Eye For Film >> Movies >> The First Wave (2021) Film Review
The First Wave
Reviewed by: Jennie Kermode
There’s no shortage of documentaries about Covid-19 around at the moment. Whilst some people may feel that it’s far too soon for them to want to watch something like that, with the pandemic still ongoing, these films do have a role to play in the process of investigation and analysis which helps us to identify errors and improve our response. Produced by National Geographic, The First Wave is not the strongest of the bunch but does have specificity on its side, as rather than trying to take on the whole topic, it focuses on what happened when the virus reached New York City.
Lasting roughly from 8 March until 1 July, the first wave impacted the city like nothing in living memory. Over 30,000 people were infected in the first three weeks alone, with poor areas particularly hard hit, and by early April some 2,000 people had died from it. Bodies were being placed in cold storage as the city actually ran out of coffins. Before any clear advice was available about how to reduce risk, people on the metro were covering their faces with scarves and hoping for the best.
There is little in Matthew Heineman’s film addressing the existential panic this created. Purely from a safety point of view, it would have been difficult to film in the areas most severely affected, but this also seems to be a stylistic choice. Heineman is careful not to bludgeon viewers with the horror of it all, understanding that occasional powerful moments – such as a nurse apologising as she breaks down, overwhelmed by feelings of hopelessness after the death of yet another patient – make more of an impression than the depiction of constant, generalised suffering.

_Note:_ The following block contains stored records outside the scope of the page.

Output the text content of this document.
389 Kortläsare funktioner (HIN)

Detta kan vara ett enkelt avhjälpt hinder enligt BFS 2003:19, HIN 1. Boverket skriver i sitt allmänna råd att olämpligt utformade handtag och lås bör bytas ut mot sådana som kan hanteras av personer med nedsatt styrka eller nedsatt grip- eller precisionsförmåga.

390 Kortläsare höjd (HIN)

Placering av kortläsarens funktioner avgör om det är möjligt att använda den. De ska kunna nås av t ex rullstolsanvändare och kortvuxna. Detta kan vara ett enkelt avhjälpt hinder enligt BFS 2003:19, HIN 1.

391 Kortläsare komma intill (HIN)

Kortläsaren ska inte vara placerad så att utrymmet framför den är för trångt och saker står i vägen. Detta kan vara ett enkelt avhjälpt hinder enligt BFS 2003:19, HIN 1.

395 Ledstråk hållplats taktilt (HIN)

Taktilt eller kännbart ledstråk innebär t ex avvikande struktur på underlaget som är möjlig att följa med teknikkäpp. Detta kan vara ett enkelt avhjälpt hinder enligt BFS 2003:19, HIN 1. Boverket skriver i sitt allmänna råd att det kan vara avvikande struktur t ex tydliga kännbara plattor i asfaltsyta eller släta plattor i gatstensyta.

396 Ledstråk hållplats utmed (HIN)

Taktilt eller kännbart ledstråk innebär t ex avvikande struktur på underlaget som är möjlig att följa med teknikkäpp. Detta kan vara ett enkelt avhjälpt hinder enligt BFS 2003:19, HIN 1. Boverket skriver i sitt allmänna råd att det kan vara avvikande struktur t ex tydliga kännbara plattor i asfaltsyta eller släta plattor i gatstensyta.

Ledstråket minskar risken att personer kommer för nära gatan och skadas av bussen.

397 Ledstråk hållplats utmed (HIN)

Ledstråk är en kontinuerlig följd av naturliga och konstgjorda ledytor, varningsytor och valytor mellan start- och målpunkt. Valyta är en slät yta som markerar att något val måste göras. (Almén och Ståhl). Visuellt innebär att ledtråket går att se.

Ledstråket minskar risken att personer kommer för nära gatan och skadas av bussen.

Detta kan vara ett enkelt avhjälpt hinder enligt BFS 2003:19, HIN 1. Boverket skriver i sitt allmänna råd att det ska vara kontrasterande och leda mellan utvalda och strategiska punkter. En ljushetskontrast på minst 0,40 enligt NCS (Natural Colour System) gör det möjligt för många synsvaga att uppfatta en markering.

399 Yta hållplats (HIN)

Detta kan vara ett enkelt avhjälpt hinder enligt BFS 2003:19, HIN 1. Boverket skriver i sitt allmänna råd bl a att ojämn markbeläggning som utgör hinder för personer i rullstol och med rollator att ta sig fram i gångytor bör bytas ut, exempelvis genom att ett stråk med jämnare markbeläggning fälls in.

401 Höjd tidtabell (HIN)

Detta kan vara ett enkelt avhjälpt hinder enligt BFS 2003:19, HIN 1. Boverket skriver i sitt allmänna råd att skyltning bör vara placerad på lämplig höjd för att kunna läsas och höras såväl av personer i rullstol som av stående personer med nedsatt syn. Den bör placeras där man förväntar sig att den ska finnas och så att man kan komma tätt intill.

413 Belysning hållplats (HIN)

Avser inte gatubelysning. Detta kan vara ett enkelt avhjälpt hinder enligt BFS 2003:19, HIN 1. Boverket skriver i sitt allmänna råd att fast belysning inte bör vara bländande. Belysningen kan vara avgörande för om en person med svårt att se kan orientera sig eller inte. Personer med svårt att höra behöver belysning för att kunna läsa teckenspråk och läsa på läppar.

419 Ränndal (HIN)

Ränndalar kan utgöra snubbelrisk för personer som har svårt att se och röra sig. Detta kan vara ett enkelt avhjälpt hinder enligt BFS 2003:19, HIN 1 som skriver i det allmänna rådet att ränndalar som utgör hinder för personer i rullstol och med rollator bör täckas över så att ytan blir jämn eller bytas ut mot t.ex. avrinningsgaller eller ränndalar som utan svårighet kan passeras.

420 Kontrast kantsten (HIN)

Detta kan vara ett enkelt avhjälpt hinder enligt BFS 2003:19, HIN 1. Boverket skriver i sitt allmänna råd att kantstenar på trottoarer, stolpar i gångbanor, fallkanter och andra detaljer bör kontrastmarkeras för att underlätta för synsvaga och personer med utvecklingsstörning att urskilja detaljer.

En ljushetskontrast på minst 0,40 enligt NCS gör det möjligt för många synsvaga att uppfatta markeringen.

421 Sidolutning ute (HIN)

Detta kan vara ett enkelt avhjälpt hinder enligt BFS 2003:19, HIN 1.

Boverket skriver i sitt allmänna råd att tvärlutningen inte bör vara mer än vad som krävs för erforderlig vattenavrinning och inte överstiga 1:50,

The bulk of the film is focused on a single hospital, and it humanises the issues at hand by following the personal stories of several patients whose illness is so severe that they have to be intubated. Heineman doesn’t intrude on the most distressing parts of this process but shows us just enough to communicate how unpleasant it can be, as well as making us privy to discussion about how the patients need to be sedated to help them endure the long days spent in that position. Naturally the intubated patients themselves are unable to speak, but we hear from their worried family members, who use Facetime to talk to them through mobile phones held up by the staff. Blinking and hand gestures which clearly take a lot of physical effort are the last communication that some of these patients will ever have with their loved ones.
Not everybody makes it. Perhaps more important to see is what happens to those who do. Nobody is walking out of the hospital in the same shape they were in before. Some, despite having been young, healthy and able-bodied before the infection struck, are not walking at all. Breathing is hard. Speaking is hard. Well-meaning friends have planned socially-distanced celebrations but really, what these survivors need most is to sleep, and there’s no knowing how long they will remain that way.
Alongside the patients, we get to know the hospital staff. There’s little formality about this. Thoughts are expressed in hurried bursts in corridors. We get hints of who these people were before all this, reflections on how they have changed. Every one of them is exhausted. They’re afraid for their own lives, especially as they have lost colleagues, but still they go to work every day and do their jobs. It’s not so much a conscious heroism as a reflex action – because they are needed and because they simply don’t know what else to do.
The First Wave largely avoids the politics of it all. One wonders if it might have been edgier if National Geographic had not lost its independence. Nonetheless, it sends a powerful message. It’s a tribute to the courage of all those who stayed the course and a reminder of how much is still at stake.